1. Word for Windows. I started with Word way back in the stone age. It's what we're required to use in my professional life. It's where I am most
comfortable. Could I learn something else? Yes. Other authors extol the virtues of Scrivner, for example. But there's significant learning curve. Why spend time on that
learning curve when I could be use the time and brain space for
story? Not to mention that whenever I see authors compare notes about something like Scrivner, I invariably hear that plotters love it and pantsers hate it. Add into it that in the day job, it's literally my task to learn all the technical things. I don't have to fully learn a thing. I dip my toes in just enough to
understand a technology, write about it, and then walk away to go learn
about the next thing. I am not all interested in forcing myself to do that super
deep dive into a new writing software. Word is simple. I don't
have to think about what needs to happen to create a file I can submit
to an editor or to format for self publishing. I've learned enough tricks
in the application that I can make it do just about anything I need it
to do. The only down side is the fact that grammar and spell checker
in Words are idiots. They are tweaked for business speak. Not fiction. For that
reason, neither can be trusted. I fully admit to being horrified at how
many actual words aren't in the spell check dictionary. I wish I'd
kept one example for you but I naturally can't think of one at the moment.
4theWords: 4theWords is an online gamification of word
counts. It isn't a competition - you aren't competing with anyone else
or even with yourself. You fight creatures who have been infected. If you defeat them, you've helped cure them. As you 'battle' creatures by
attaining a word count in a set amount of time, you win in-game cash and prizes. This
really is a case of the pen being mightier than the sword. There's a narrative story arc through the game that you
can follow and a million special events that take place in the game
through out the year. It works
because there's a vibrant community in the game and with the
developers. It's a fun, supportive, no pressure way to practice. To
experiment. It's private enough that you can try out anything you'd
like with writing and not have to worry about it being seen. If you
like what you come up with, you can publish your work to the other
writers on the site. Or take your work out into the broader world. I
like it just as a means of experimentation and a bit of a sandbox where
I can low-stakes mess around with words and bits of story and thought.

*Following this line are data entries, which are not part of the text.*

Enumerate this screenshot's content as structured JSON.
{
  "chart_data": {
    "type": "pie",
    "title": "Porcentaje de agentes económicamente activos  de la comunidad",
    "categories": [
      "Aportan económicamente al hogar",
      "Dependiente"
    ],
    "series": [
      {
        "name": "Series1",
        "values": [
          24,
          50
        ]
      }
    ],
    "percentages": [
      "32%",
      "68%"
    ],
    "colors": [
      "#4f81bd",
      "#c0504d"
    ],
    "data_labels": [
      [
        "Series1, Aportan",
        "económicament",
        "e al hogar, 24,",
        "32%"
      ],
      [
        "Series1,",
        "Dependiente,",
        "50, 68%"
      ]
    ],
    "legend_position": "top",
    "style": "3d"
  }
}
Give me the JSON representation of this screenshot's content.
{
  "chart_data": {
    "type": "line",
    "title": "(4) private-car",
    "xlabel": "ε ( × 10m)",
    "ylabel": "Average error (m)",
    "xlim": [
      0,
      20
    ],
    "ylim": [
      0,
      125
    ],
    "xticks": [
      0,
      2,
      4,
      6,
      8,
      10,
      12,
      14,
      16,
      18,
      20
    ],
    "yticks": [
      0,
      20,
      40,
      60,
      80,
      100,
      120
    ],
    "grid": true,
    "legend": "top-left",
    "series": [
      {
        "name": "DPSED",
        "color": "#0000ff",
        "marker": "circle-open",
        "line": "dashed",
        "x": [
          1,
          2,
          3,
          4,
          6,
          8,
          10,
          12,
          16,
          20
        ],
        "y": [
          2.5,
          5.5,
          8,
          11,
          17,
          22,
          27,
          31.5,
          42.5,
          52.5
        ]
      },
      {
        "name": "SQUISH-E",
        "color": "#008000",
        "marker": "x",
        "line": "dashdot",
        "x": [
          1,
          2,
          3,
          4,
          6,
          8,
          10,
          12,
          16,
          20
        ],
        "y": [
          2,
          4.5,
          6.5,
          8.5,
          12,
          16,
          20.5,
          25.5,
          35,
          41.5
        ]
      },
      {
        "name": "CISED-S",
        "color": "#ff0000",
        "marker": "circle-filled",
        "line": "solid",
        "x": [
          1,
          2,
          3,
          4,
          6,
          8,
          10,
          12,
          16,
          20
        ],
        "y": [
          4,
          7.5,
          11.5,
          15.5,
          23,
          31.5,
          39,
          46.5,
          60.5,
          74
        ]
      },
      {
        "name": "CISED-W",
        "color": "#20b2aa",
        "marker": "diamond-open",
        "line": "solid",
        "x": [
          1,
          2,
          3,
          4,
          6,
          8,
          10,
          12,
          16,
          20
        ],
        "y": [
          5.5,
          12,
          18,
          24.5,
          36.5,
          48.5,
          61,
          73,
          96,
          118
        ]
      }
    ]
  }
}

OmmWriter: OmmWriter is a lightweight environment meant to eliminate distraction and help silence the critic. The writing screen is tiny and sits within a full screen landscape. OmmWriter blocks all other alerts and notifications that run underneath. You won't hear your email pinging into your inbox, for example. You determine your preferred landscape, your preferred color scheme, and your preferred background sounds. Some are natural, some are musical. You can decide whether you want a key stroke sound or not. If you do, you pick from a variety of sounds. This is purely a drafting tool where the point is going fast without much thought into spelling, grammar, or structure. It's about getting words down and shutting down analysis until you copy and paste the words into something more formal. Like Word. Upside: Very inexpensive. Very zen. Does reduce distraction and helps induce flow. Downside: No formatting at all. When you pull your text over to Word, you will need to format the text into something decent.
Tidal: Music streaming. I do not live by words alone. Music is vital. Especially whilst living in a house of four adults, three of whom are hard of hearing. I am not being facetious. Everyone in the house but me has or needs hearing aids. It is very loud where I live. A good play list and noise canceling headphones are a necessity.